Kituyi aurait ignoré les recommandations d'une équipe d'audit du gouvernement, qui a indiqué que la société de ciment devrait réduire ces ristournes en fonction du volume. Bien que le ministre ait nié avoir commis un quelconque méfait, le parlement a exigé de lui une explication sur la question. Les fournisseurs ont également intenté un procès pour faire maintenir les ristournes.
Pour sa part, l'Union des journalistes du Kenya (KUJ) veut que l'avertissement de Muthaura soit retiré en urgence.
"L'avertissement est une forme de dictature. Pourquoi le gouvernement voudrait-il que les gens ne donnent pas l'information? Y a-t-il quelque qu'il cache?", a demandé Tervil Okoko, président de l'organisation, dans un entretien avec IPS.
Une partie de l'explication de la lettre peut résider dans le fait que les autorités semblent être de plus en préoccupées par les opinions des donateurs sur le Kenya, longtemps perçu comme un pays où la corruption est répandue.
Des sources proches du gouvernement ont dit à IPS que le gouvernement désirait vivement présenter une image optimiste des efforts du pays pour réduire la corruption.
Gladwell Otieno, directrice exécutive de la branche kényane de Transparency Interntional – un organisme de lutte contre la corruption – a refusé de parler de cette affaire.
Elle a toutefois déclaré dans un entretien que le gouvernement ferait mieux de récompenser les personnes qui tirent la sonnette d'alarme plutôt que de les punir : "C'est dans l'intérêt du gouvernement de travailler avec des gens qui dénoncent la corruption. Nous ne pouvons pas réussir à combattre la corruption là où des pressions sont exercées sur la circulation de l'information".

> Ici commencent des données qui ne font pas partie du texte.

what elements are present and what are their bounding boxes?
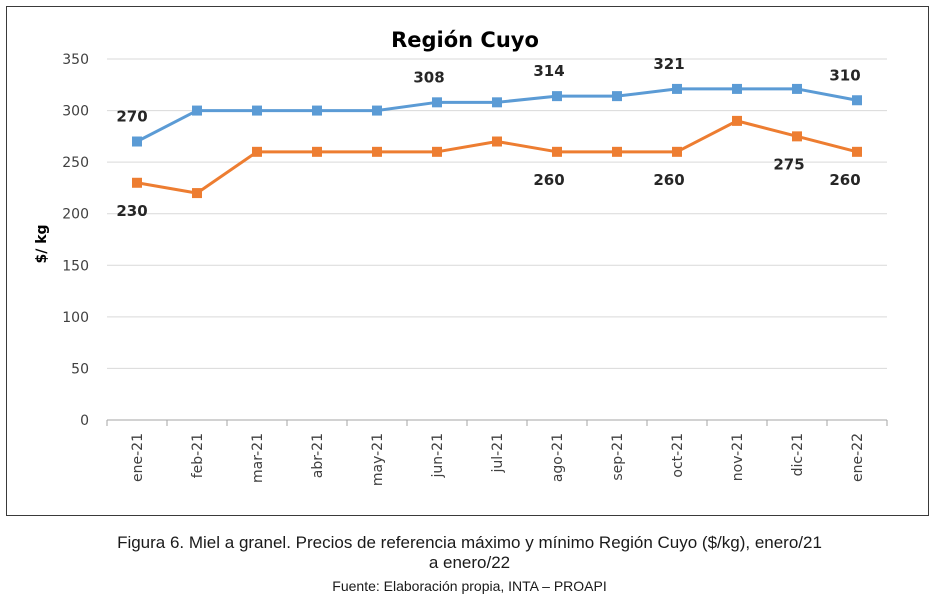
y-tick-label-0: 0 [80,413,89,429]
series-1-point [372,105,382,116]
series-2-data-label: 260 [533,171,564,189]
series-2-point [432,146,442,157]
series-1-point [432,97,442,108]
x-tick-label-ene-21: ene-21 [130,433,146,482]
x-tick-label-abr-21: abr-21 [310,433,326,478]
x-tick-label-dic-21: dic-21 [790,433,806,476]
series-1-point [732,83,742,94]
y-axis-label: $/ kg [34,224,50,263]
series-1-point [312,105,322,116]
y-tick-label-150: 150 [62,258,89,274]
series-2-point [372,146,382,157]
series-1-point [252,105,262,116]
figure-source: Fuente: Elaboración propia, INTA – PROAP… [332,578,607,594]
series-2-data-label: 260 [829,171,860,189]
series-2-point [612,146,622,157]
series-2-point [132,177,142,188]
y-tick-label-100: 100 [62,310,89,326]
x-tick-label-feb-21: feb-21 [190,433,206,478]
series-1-point [612,91,622,102]
x-tick-label-sep-21: sep-21 [610,433,626,481]
series-1-point [852,95,862,106]
chart-svg: Región Cuyo 0 50 100 150 200 250 300 350 $/ kg ene… [34,28,888,486]
series-1-data-label: 308 [413,68,444,86]
x-tick-label-oct-21: oct-21 [670,433,686,478]
series-2-point [252,146,262,157]
x-tick-label-ago-21: ago-21 [550,433,566,482]
series-1-point [132,136,142,147]
y-tick-label-200: 200 [62,207,89,223]
figure-caption: Figura 6. Miel a granel. Precios de refe… [0,533,939,573]
series-2-point [732,115,742,126]
series-2-point [552,146,562,157]
y-tick-label-300: 300 [62,104,89,120]
x-tick-label-mar-21: mar-21 [250,433,266,483]
series-1-point [492,97,502,108]
x-tick-label-ene-22: ene-22 [850,433,866,482]
series-2-point [792,131,802,142]
x-tick-label-nov-21: nov-21 [730,433,746,481]
series-1-point [792,83,802,94]
series-2-data-label: 230 [116,202,147,220]
x-tick-label-jun-21: jun-21 [430,433,446,479]
y-tick-label-50: 50 [71,361,89,377]
series-2-point [492,136,502,147]
series-1-data-label: 314 [533,62,564,80]
x-tick-label-jul-21: jul-21 [490,433,506,474]
series-1-data-label: 321 [653,55,684,73]
series-2-point [852,146,862,157]
series-1-point [192,105,202,116]
x-tick-label-may-21: may-21 [370,433,386,486]
series-1-data-label: 270 [116,108,147,126]
y-tick-label-350: 350 [62,52,89,68]
series-1-data-label: 310 [829,66,860,84]
series-2-point [672,146,682,157]
series-2-line [136,119,858,195]
series-2-data-label: 275 [773,155,804,173]
series-1-point [552,91,562,102]
chart-frame: Región Cuyo 0 50 100 150 200 250 300 350 $/ kg ene… [6,6,929,516]
caption-line-1: Figura 6. Miel a granel. Precios de refe… [117,533,822,552]
series-1-point [672,83,682,94]
series-1-line [136,87,858,143]
caption-line-2: a enero/22 [428,553,511,572]
chart-title: Región Cuyo [391,28,539,52]
series-2-data-label: 260 [653,171,684,189]
series-2-point [192,188,202,199]
y-tick-label-250: 250 [62,155,89,171]
series-2-point [312,146,322,157]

Dans ce que certains perçoivent comme une autre tentative de bâillonnement de la presse, le ministre de l'Information et du Tourisme, Raphael Tuju, a mis sur pied, en mars, une commission pour enquêter sur les activités d'une station de radio locale qui avait été critique à l'égard de son homologue chargée de l'Eau et du Développement, Martha Karua. La station l'a accusée de mauvais rendements, et d'arrogance à l'égard de la presse.

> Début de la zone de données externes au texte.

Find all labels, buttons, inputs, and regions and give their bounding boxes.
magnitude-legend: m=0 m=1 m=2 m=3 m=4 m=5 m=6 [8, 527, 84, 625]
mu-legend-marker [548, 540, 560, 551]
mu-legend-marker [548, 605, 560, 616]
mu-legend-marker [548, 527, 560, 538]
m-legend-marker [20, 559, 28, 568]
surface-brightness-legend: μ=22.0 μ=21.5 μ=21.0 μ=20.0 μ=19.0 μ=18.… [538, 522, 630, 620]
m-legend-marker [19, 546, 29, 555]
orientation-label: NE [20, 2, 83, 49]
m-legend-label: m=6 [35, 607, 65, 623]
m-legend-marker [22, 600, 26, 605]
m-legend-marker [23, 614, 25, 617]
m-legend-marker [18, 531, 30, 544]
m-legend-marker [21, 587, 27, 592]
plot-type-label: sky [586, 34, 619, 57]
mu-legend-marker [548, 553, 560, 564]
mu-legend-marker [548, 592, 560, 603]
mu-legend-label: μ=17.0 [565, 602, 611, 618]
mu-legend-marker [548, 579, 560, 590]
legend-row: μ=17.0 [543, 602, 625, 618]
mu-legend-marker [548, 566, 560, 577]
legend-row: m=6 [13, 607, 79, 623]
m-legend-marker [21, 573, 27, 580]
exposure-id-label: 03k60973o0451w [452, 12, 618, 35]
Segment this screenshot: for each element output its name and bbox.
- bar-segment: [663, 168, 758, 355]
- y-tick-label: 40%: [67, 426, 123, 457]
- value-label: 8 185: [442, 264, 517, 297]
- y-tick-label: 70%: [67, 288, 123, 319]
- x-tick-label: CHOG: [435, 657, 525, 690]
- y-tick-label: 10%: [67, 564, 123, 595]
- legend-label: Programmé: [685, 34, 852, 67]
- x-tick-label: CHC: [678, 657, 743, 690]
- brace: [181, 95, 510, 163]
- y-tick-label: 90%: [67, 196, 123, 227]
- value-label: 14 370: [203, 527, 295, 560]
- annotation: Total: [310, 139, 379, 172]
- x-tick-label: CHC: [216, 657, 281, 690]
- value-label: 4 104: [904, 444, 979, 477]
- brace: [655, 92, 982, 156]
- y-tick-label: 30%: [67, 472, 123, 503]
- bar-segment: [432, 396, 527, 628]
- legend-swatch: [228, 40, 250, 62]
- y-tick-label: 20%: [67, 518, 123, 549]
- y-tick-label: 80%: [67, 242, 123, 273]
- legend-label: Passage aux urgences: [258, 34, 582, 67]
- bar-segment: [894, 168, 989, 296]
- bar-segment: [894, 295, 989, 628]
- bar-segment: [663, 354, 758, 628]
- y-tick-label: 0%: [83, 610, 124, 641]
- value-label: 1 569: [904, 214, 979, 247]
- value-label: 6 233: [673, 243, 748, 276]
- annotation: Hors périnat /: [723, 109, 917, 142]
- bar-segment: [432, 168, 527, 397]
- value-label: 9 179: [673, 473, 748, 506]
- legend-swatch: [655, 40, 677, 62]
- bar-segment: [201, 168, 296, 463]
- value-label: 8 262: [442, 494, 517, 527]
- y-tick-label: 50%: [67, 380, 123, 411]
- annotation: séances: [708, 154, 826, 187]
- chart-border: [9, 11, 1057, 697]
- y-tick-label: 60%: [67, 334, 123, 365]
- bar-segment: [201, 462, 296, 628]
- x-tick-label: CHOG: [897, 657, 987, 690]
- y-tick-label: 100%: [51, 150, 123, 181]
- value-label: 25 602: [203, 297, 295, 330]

Au début, la commission incluait des avocats, des responsables de la KUJ, du président de l'Association des propriétaires de presse Wilfred Kiboro et Tom Mshindi, directeur exécutif du groupe 'East Africa Standard Limited', qui est propriétaire d'un important quotidien – 'The Standard'. Toutefois, la KUJ, Kiboro et Mshindi se sont retirés de la commission le mois dernier, citant des inquiétudes par rapport à l'attitude du gouvernement à l'égard de la presse.

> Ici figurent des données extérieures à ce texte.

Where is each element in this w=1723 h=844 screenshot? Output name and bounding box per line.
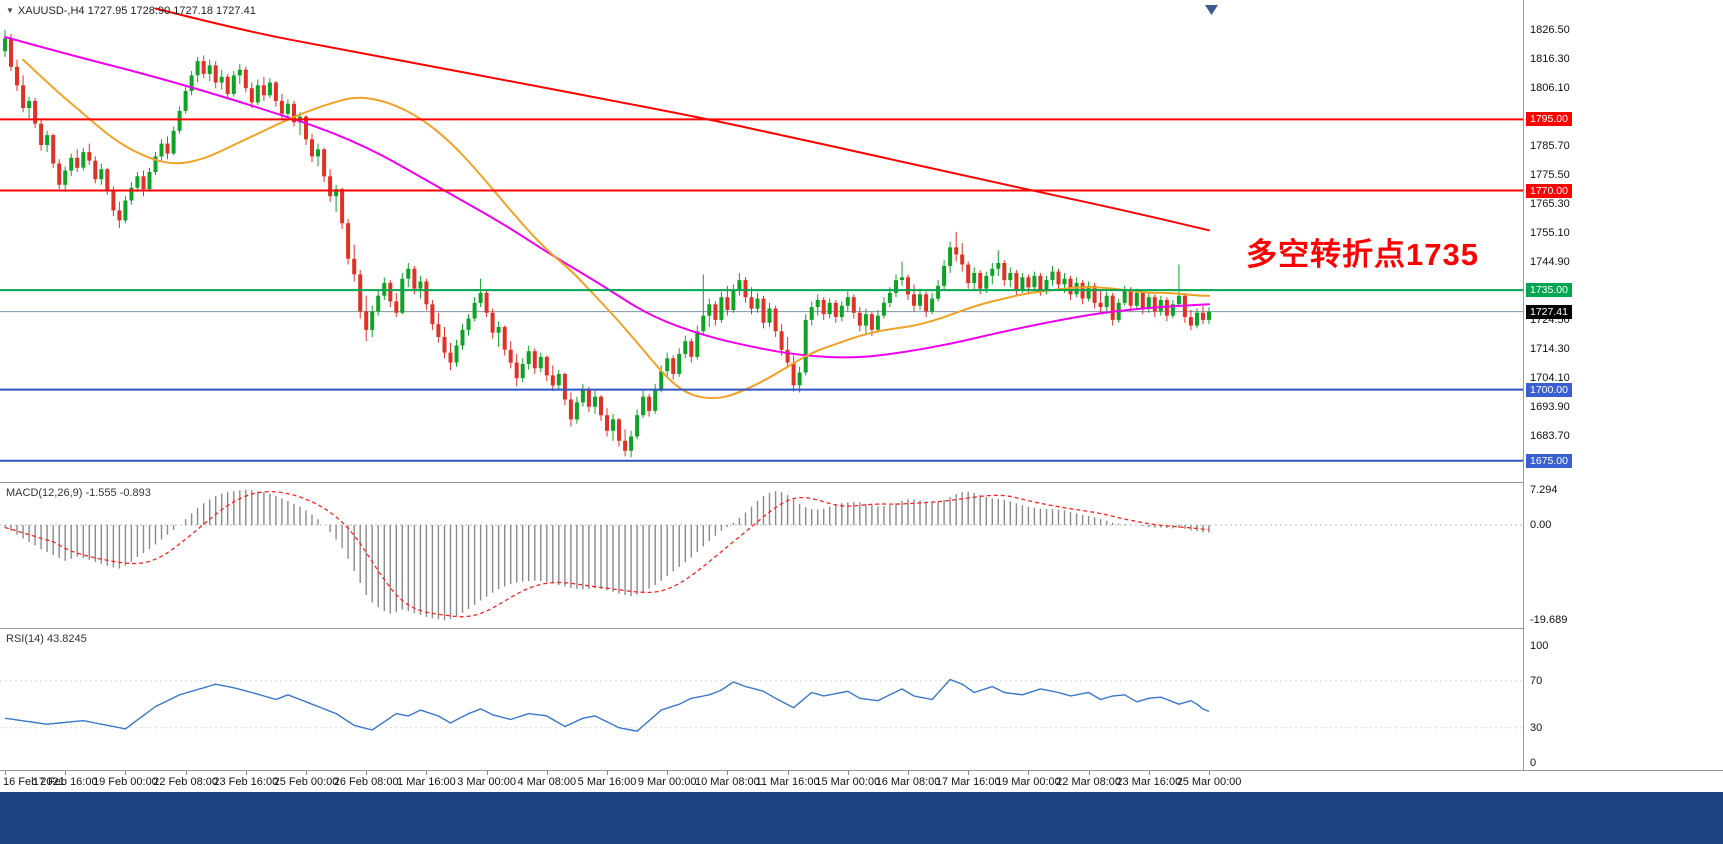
time-axis-tickmark xyxy=(185,771,187,775)
time-axis-tickmark xyxy=(968,771,970,775)
time-axis-label: 22 Feb 08:00 xyxy=(153,776,219,788)
rsi-axis-tick: 0 xyxy=(1530,757,1537,769)
price-axis-tick: 1704.10 xyxy=(1530,371,1570,384)
time-axis-separator xyxy=(0,770,1723,771)
time-axis-label: 23 Mar 16:00 xyxy=(1116,776,1182,788)
price-chart-area[interactable] xyxy=(0,0,1523,482)
rsi-indicator-label: RSI(14) 43.8245 xyxy=(6,633,87,645)
time-axis-label: 17 Mar 16:00 xyxy=(935,776,1001,788)
time-axis-label: 25 Mar 00:00 xyxy=(1176,776,1242,788)
bottom-taskbar xyxy=(0,792,1723,844)
price-axis-tick: 1683.70 xyxy=(1530,429,1570,442)
time-axis-tickmark xyxy=(727,771,729,775)
time-axis-tickmark xyxy=(5,771,6,775)
annotation-text: 多空转折点1735 xyxy=(1246,237,1479,272)
rsi-axis-tick: 30 xyxy=(1530,721,1543,734)
price-level-badge: 1727.41 xyxy=(1526,304,1572,319)
candles xyxy=(3,29,1211,458)
symbol-dropdown-icon: ▼ xyxy=(6,6,14,15)
price-axis-tick: 1693.90 xyxy=(1530,400,1570,413)
time-axis-label: 15 Mar 00:00 xyxy=(815,776,881,788)
price-level-badge: 1770.00 xyxy=(1526,183,1572,198)
macd-signal-line xyxy=(4,490,1210,618)
time-axis-label: 4 Mar 08:00 xyxy=(517,776,577,788)
macd-panel[interactable] xyxy=(0,483,1523,628)
time-axis-label: 1 Mar 16:00 xyxy=(397,776,456,788)
price-axis-tick: 1744.90 xyxy=(1530,255,1570,268)
price-axis-tick: 1755.10 xyxy=(1530,226,1570,239)
price-level-badge: 1700.00 xyxy=(1526,382,1572,397)
price-axis-tick: 1826.50 xyxy=(1530,23,1570,36)
rsi-panel[interactable] xyxy=(0,629,1523,770)
macd-indicator-label: MACD(12,26,9) -1.555 -0.893 xyxy=(6,487,151,499)
time-axis-tickmark xyxy=(1209,771,1210,775)
macd-axis-tick: 0.00 xyxy=(1530,519,1552,531)
time-axis-tickmark xyxy=(486,771,488,775)
chart-shift-marker-icon xyxy=(1205,5,1218,15)
time-axis-label: 16 Mar 08:00 xyxy=(875,776,941,788)
time-axis-label: 11 Mar 16:00 xyxy=(755,776,820,788)
price-axis-tick: 1806.10 xyxy=(1530,81,1570,94)
time-axis-tickmark xyxy=(1028,771,1030,775)
price-level-badge: 1795.00 xyxy=(1526,112,1572,127)
time-axis-label: 10 Mar 08:00 xyxy=(694,776,760,788)
time-axis-label: 19 Mar 00:00 xyxy=(995,776,1061,788)
time-axis-label: 16 Feb 2021 xyxy=(3,776,65,788)
time-axis[interactable]: 16 Feb 2021 17 Feb 16:00 19 Feb 00:00 22 Fe… xyxy=(0,771,1723,792)
panel-separator xyxy=(0,482,1723,483)
time-axis-tickmark xyxy=(908,771,909,775)
time-axis-tickmark xyxy=(1088,771,1090,775)
symbol-ohlc-info: ▼ XAUUSD-,H4 1727.95 1728.90 1727.18 1727… xyxy=(6,5,256,17)
time-axis-label: 17 Feb 16:00 xyxy=(32,776,98,788)
rsi-line xyxy=(4,678,1210,732)
ma-fast-orange xyxy=(22,58,1210,400)
symbol-ohlc-text: XAUUSD-,H4 1727.95 1728.90 1727.18 1727.… xyxy=(17,5,256,17)
time-axis-tickmark xyxy=(306,771,307,775)
price-axis-tick: 1816.30 xyxy=(1530,52,1570,65)
price-axis-tick: 1714.30 xyxy=(1530,342,1570,355)
time-axis-label: 9 Mar 00:00 xyxy=(637,776,697,788)
time-axis-tickmark xyxy=(245,771,247,775)
time-axis-tickmark xyxy=(787,771,789,775)
price-level-badge: 1735.00 xyxy=(1526,283,1572,298)
time-axis-tickmark xyxy=(607,771,608,775)
time-axis-tickmark xyxy=(426,771,428,775)
time-axis-label: 25 Feb 00:00 xyxy=(273,776,339,788)
panel-separator xyxy=(0,628,1723,629)
time-axis-tickmark xyxy=(546,771,548,775)
macd-axis-tick: 7.294 xyxy=(1530,483,1558,496)
time-axis-tickmark xyxy=(366,771,368,775)
time-axis-label: 26 Feb 08:00 xyxy=(333,776,399,788)
macd-axis-tick: -19.689 xyxy=(1530,614,1568,627)
rsi-axis-tick: 70 xyxy=(1530,674,1543,687)
time-axis-label: 23 Feb 16:00 xyxy=(213,776,279,788)
price-axis-separator xyxy=(1523,0,1524,770)
ma-mid-magenta xyxy=(4,36,1210,359)
ma-slow-red xyxy=(154,7,1210,232)
macd-histogram xyxy=(4,489,1210,621)
time-axis-label: 22 Mar 08:00 xyxy=(1056,776,1122,788)
time-axis-label: 3 Mar 00:00 xyxy=(457,776,516,788)
time-axis-label: 5 Mar 16:00 xyxy=(577,776,637,788)
time-axis-tickmark xyxy=(667,771,669,775)
time-axis-label: 19 Feb 00:00 xyxy=(92,776,158,788)
time-axis-tickmark xyxy=(1148,771,1150,775)
price-level-badge: 1675.00 xyxy=(1526,453,1572,468)
price-axis[interactable]: 1826.50 1816.30 1806.10 1785.70 1775.50 1765.… xyxy=(1524,0,1723,770)
time-axis-tickmark xyxy=(65,771,67,775)
time-axis-tickmark xyxy=(847,771,849,775)
rsi-axis-tick: 100 xyxy=(1530,639,1549,652)
price-axis-tick: 1775.50 xyxy=(1530,168,1570,181)
price-axis-tick: 1765.30 xyxy=(1530,197,1570,210)
price-axis-tick: 1785.70 xyxy=(1530,139,1570,152)
time-axis-tickmark xyxy=(125,771,127,775)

David Makali – directeur exécutif du 'Standard' – avait également été arrêté en septembre dernier pour avoir publié des extraits d'un rapport de police qui contenait des aveux faits par des suspects dans le meurtre de Crispin Mbai.
Mbai, un professeur d'université, a été également chef d'une commission de révision constitutionnelle qui discutait pour savoir si oui ou non la présidence devrait être dépouillée de la plupart de ses pouvoirs. Ceux-ci seraient ensuite attribués au Premier ministre.
La Coalition nationale Arc-en-ciel (NARC) au pouvoir a apparemment soutenu cette dévolution de pouvoir dans la période qui a précédé l'élection déterminante de décembre 2002 qui a sorti Daniel arap Moï, qui a longtemps dirigé le pays. Elle est toutefois revenue sur sa position depuis.
Il y a eu des spéculations selon lesquelles le meurtre de Mbai (en septembre 2003) était lié aux disputes entourant le futur statut de la présidence – une croyance alimentée sans doute par le fait qu'un député allié au président était impliqué dans les aveux.
Le ministre de la Sécurité nationale, Chris Murungaru, a publié un communiqué virulent qualifiant la publication des aveux "de grave violation de la loi".
Actuellement, la constitution kényane ne protège pas explicitement la liberté de la presse. La presse opère conformément à la section 79 du document, qui garantit aux citoyens la liberté d'expression.
Odero, qui est président de la section kényane de l'Institut des médias d'Afrique de l'est, croit que le parlement doit renforcer les droits des médias en votant une loi sur cet aspect qui donnerait une protection légale à la liberté de la presse.